Regarding the second issue, a few recent studies have aimed to combine unsupervised data clustering with feature selection. In, the authors proposed altering the procedure of data clustering and feature selection iteratively. In each iteration, the data points are first clustered according to the selected features, and then FDA is applied to identify a new set of features according to the cluster labels. In, the iterative procedure is improved by converting the original problem into a convex optimization problem. However, none of these studies are able to exploit the prior knowledge of the data, which is important with microarray data analysis. Here, we Atractylodin present a general framework for feature selection that is able to overcome the two shortcomings simultaneously. The proposed framework integrates the ontology information of the genes with their expression data to perform unsupervised data clustering to group similar cellular responses into clusters, and to identify the genes that are most discriminative among the clusters of cellular responses. Mixture regression models are first applied to cluster the multiple experimental conditions.
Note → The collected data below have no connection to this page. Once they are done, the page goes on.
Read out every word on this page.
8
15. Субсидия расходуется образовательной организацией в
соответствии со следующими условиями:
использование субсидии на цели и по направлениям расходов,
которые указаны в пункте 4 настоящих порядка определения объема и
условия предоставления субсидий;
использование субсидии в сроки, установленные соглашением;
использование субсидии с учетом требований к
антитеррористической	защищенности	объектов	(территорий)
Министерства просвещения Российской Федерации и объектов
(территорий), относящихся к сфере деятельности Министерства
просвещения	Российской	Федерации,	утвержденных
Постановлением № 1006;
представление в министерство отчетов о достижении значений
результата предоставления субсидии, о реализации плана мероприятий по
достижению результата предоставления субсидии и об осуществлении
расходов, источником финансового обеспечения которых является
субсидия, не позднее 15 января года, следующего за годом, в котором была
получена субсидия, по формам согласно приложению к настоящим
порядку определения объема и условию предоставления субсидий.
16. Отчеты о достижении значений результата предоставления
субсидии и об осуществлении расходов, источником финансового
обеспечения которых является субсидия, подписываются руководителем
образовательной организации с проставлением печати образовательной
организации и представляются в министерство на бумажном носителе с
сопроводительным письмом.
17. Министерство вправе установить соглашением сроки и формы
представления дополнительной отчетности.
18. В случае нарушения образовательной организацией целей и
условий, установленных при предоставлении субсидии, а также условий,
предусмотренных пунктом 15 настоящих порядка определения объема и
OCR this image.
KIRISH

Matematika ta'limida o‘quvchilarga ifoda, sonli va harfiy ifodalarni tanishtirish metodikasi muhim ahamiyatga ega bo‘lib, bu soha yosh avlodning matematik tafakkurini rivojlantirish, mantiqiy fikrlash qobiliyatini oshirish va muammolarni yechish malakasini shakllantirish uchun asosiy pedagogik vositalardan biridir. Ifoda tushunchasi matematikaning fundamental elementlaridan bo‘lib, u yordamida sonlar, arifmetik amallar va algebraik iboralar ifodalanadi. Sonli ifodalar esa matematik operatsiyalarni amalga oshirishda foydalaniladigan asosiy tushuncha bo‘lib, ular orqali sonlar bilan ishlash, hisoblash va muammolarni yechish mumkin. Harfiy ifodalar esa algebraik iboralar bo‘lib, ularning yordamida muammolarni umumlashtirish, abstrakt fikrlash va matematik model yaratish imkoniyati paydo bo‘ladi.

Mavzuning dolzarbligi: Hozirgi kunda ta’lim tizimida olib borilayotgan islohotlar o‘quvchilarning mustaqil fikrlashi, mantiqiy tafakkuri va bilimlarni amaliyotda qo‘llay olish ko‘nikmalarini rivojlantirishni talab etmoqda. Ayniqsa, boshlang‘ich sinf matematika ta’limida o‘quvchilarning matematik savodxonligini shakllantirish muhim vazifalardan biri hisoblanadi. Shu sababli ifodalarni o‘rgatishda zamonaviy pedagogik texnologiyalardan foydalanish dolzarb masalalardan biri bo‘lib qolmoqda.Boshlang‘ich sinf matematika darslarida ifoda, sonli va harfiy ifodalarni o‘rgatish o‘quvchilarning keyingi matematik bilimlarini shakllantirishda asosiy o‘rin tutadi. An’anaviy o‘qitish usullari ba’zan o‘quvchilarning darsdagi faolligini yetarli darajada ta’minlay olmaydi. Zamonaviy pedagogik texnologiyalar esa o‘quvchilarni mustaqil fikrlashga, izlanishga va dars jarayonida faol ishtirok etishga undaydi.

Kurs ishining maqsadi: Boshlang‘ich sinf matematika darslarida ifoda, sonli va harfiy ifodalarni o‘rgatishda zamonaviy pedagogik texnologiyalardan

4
Important genes with high correlation to each group of experimental conditions are then found by a regression model that automatically incorporates the GO information. The key genes that differentiate the groups of conditions are identified to provide insight into the differences among the biological processes. A major Alphalipoic-acid advantage of this method is the easy assimilation and update of the functional information of the genes. Another major advantage of the proposed method is that it unifies unsupervised data clustering with supervised feature selection into a single framework. This combination allows us to identify genes relevant to multiple biological processes without having to know, a priori, which experimental condition is related to which biological process. This is important when conditions are difficult to classify or the classification of conditions are unknown a priori. Finally, the proposed method allows for parallel identification of genes relevant to multiple cellular responses, which makes it an efficient high-throughput analysis.

Leave a Reply

Your email address will not be published.